LONATR.id – Untuk menjaga netralitas korps Bhayangkara selama bergulirnya Pilkada 2018 secara serentak, anggota Kepolisian Republik Indonesia (Polri) dilarang berfoto bersama pasangan calon (paslon) pilkada.

“Ya itu ada aturan, Bapak Kapolri telah menyampaikan, ada 13 poin, salah satunya anggota Polri tidak boleh foto-foto. Misalnya anggota foto dengan salah satu calon, kemudian diunggah di media sosial, itu enggak boleh,” kata Kadiv Humas Polri Irjen Setyo Wasisto di Mapolda Metro Jaya, Jumat (19/1/2018), dilansir dri Kompascom.

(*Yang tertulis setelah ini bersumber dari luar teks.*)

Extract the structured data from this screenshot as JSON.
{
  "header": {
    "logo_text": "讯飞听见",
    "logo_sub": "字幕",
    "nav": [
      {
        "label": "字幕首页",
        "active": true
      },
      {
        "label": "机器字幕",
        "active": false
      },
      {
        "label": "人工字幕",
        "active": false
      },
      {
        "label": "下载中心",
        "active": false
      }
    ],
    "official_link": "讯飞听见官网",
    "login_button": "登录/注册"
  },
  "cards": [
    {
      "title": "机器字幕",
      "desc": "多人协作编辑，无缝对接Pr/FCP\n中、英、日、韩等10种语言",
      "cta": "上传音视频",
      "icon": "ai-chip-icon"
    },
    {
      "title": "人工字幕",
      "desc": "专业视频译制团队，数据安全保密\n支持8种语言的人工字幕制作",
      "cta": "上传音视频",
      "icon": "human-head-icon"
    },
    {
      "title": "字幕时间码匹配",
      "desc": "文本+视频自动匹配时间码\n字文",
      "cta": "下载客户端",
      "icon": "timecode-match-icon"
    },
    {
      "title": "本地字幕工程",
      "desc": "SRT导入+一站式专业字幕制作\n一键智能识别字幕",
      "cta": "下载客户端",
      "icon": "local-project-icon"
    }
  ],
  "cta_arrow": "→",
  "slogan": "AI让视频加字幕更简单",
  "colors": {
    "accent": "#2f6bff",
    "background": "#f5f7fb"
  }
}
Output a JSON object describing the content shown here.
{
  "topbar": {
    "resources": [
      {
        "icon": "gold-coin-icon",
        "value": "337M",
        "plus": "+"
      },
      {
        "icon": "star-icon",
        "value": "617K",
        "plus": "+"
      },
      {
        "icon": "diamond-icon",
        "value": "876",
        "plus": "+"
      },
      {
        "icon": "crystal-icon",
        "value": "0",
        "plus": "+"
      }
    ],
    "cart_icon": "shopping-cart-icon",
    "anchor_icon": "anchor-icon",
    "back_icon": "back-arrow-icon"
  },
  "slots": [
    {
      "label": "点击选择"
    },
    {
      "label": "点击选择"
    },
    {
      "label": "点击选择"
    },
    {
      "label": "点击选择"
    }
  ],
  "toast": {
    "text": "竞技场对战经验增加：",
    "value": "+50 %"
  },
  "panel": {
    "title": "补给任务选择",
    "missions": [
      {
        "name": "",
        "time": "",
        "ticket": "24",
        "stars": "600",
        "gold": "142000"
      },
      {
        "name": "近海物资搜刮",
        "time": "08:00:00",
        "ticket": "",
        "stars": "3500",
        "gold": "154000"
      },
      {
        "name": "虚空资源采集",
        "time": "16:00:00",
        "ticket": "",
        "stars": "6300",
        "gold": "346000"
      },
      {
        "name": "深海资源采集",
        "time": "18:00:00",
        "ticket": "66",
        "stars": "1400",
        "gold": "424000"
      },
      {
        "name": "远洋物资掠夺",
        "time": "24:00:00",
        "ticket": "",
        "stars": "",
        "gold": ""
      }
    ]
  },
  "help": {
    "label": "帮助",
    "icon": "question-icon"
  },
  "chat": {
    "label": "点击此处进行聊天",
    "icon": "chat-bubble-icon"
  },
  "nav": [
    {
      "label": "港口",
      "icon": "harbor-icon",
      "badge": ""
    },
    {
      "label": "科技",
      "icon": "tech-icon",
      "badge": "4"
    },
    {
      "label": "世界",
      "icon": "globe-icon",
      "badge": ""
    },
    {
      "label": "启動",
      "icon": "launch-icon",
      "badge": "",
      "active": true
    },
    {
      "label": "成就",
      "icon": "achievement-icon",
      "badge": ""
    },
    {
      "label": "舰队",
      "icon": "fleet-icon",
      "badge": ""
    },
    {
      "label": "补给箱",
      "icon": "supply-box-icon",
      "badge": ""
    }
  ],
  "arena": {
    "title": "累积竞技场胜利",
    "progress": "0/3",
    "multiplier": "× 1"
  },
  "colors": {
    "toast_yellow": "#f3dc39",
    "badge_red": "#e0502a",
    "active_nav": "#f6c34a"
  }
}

Namun, kata Irjen Setyo, ada pengecualian terhadap anggota polisi yang ditugaskan memberi pengawalan melekat kepada para calon yang mengikuti Pilkada 2018. Namun, anggota tersebut tetap tidak boleh memihak kepada salah satu pasangan calon yang bertarung.

“Tapi itu pun tidak boleh dia terus mengunggah dengan ini, mendukung salah satu calon, atau kemudian foto-foto selfie dengan calon. Itu tidak diperkenankan, nanti akan dikenai kode etik. Ada 13 poin yang wajib ditaati anggota Polri selama tahun politik,” kata Setyo.

Berikut 13 Poin yang Wajib Ditaati Anggota Polri :

1 – Anggota Polri tidak boleh mendeklarasikan diri sebagai bakal calon kepala daerah atau wakilnya, maupun calon anggota legislatif, sebelum mengundurkan diri.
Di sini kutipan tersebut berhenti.